Ella Wheeler Wilcox

The Princess’s Finger-Nail: A Tale of Nonsense Land

All through the Castle of High-bred Ease,
Where the chief employment was do-as-you-please,
Spread consternation and wild despair.
The queen was wringing her hands and hair;
The maids of honor were sad and solemn;
The pages looked blank as they stood in column;
The court-jester blubbered, 'Boo-hoo, boo-hoo’;
The cook in the kitchen dropped tears in the stew;
And all through the castle went sob and wail,
For the princess had broken her finger-nail:
The beautiful Princess Red-as-a-Rose,
Bride-elect of the Lord High-Nose,
Broken her finger—nail down to the quick—
No wonder the queen and her court were sick.
Never sorrow so dread before
Had dared to enter that castle door.
Oh! what would my Lord His-High-Nose say
When she took off her glove on her wedding-day?
The fairest princess in Nonsense Land,
With a broken finger-nail on her hand!
’Twas a terrible, terrible accident,
And they called a meeting of parliament;
And never before that royal Court
Had come such question of grave import
As ‘How could you hurry a nail to grow?’
And the skill of the kingdom was called to show.
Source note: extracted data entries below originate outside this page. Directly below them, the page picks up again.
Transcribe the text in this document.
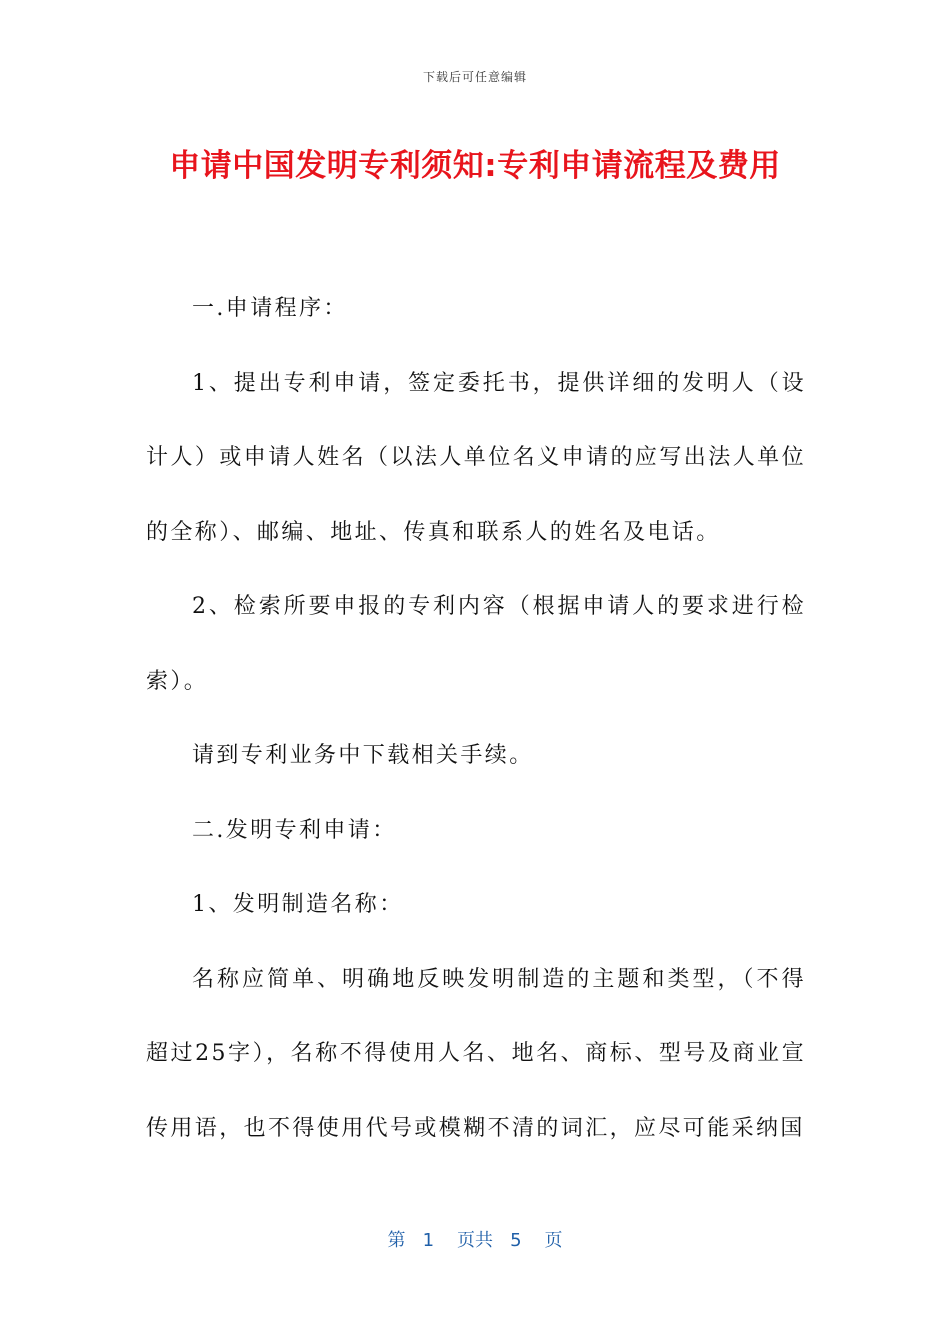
下载后可任意编辑
申请中国发明专利须知:专利申请流程及费用

一.申请程序：

1、提出专利申请，签定委托书，提供详细的发明人（设计人）或申请人姓名（以法人单位名义申请的应写出法人单位的全称）、邮编、地址、传真和联系人的姓名及电话。

2、检索所要申报的专利内容（根据申请人的要求进行检索）。

请到专利业务中下载相关手续。

二.发明专利申请：

1、发明制造名称：

名称应简单、明确地反映发明制造的主题和类型，（不得超过25字），名称不得使用人名、地名、商标、型号及商业宣传用语，也不得使用代号或模糊不清的词汇，应尽可能采纳国

第 1 页共 5 页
They sent for Monsieur File-'em-off;
He smoothed down the corners so ragged and rough.
They sent for Madame la Diamond-Dust,
Who lived on the fingers of upper-crust;
They sent for Professor de Chamois-Skin,
Who took her powder and rubbed it in;
They sent for the pudgy nurse Fat-on-the-bone
To bathe her finger in eau de Cologne;
And they called the Court surgeon, Monsieur Red-Tape,
To hear what he thought of the new nail’s shape.
Over the kingdom the telegrams flew
Which told how the finger-nail thrived and grew;
And all through the realm of Nonsense Land
They offered up prayers for the princess’s hand.
At length the glad tidings were heard with a shout
That the princess’s finger-nail had grown out:
Pointed and polished and pink and clean,
Befitting the hand of a some-day queen.
Salutes were fired all over the land
By the home-guard battery pop-gun band;
And great was the joy of my Lord High-Nose,
Who straightway ordered his wedding clothes,
And paid his tailor, Don Wait-for-aye,
Who died of amazement the self-same day.
My lord by a jury was judged insane;
For they said, and the truth of the saying was plain,
That a lord of such very high pedigree
Would never be paying his bills, you see,
Unless he was out of his head; and so
They locked him up without more ado.
And the beautiful Princess Red-as-a-Rose
Pined for her lover, my Lord High-Nose,
Till she entered a convent and took the veil–
And this is the end of my nonsense tale.